Unraveling the role of V-V dimer on the vibrational properties of VO$_2$ by first-principles simulations and Raman spectroscopic analysis

TL;DR

This study combines first-principles calculations and Raman spectroscopy to analyze how V-V dimers influence the vibrational properties of VO2, especially across phase transitions, revealing Raman spectroscopy as a tool for detecting V-V dimer changes.

Contribution

The paper provides a detailed first-principles and experimental analysis of VO2's vibrational properties, highlighting the role of V-V dimers and validating Raman spectroscopy for structural insights.

Findings

Calculated phonon density of states matches neutron scattering data

Reproduced phonon softening and stiffening in different phases

Raman-active modes correlate with V-V dimer distances

Abstract

We investigate the vibrational properties of VO2, particularly the low temperature M1 phase by first-principles calculations using the density functional theory as well as Raman spectroscopy.
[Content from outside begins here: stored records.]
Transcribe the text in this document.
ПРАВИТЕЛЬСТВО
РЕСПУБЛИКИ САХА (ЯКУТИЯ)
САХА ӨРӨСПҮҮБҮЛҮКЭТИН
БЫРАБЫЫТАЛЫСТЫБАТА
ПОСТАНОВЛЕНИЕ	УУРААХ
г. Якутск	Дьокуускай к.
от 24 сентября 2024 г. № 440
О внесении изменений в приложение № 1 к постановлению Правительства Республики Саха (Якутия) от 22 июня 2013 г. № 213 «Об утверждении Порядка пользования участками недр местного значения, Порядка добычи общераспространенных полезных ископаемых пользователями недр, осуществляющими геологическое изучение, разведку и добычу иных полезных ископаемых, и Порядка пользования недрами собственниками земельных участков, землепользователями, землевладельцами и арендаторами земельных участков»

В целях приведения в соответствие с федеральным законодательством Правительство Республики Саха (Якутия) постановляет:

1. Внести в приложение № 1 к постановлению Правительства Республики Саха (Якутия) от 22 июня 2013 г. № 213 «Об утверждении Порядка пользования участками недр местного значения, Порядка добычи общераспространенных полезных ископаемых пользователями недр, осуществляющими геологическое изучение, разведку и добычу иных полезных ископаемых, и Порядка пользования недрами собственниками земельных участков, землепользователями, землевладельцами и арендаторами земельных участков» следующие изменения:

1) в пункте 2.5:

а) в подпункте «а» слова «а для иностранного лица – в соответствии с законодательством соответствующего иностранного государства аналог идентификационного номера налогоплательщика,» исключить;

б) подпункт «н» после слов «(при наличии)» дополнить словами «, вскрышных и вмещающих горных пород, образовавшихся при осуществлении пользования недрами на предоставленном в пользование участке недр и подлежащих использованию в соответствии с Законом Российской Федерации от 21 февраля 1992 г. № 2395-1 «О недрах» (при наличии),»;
We perform the structural optimization using SCAN meta-GGA functional and obtain the optimized crystal structures for metallic rutile and insulating M1 phases satisfying all expected features of the experimentally derived structures. Based on the harmonic approximation around the optimized structures at zero temperature, we calculate the phonon properties and compare our results with experiments. We show that our calculated phonon density of states is in excellent agreement with the previous neutron scattering experiment. Moreover, we reproduce the phonon softening in the rutile phase as well as the phonon stiffening in the M1 phase. By comparing with the Raman experiments, we find that the Raman-active vibration modes of the M1 phase is strongly correlated with the V-V dimer distance of the crystal structure. Our combined theoretical and experimental framework demonstrates that Raman spectroscopy could serve as a reliable way to detect the subtle change of V-V dimer in the strained VO$_2$.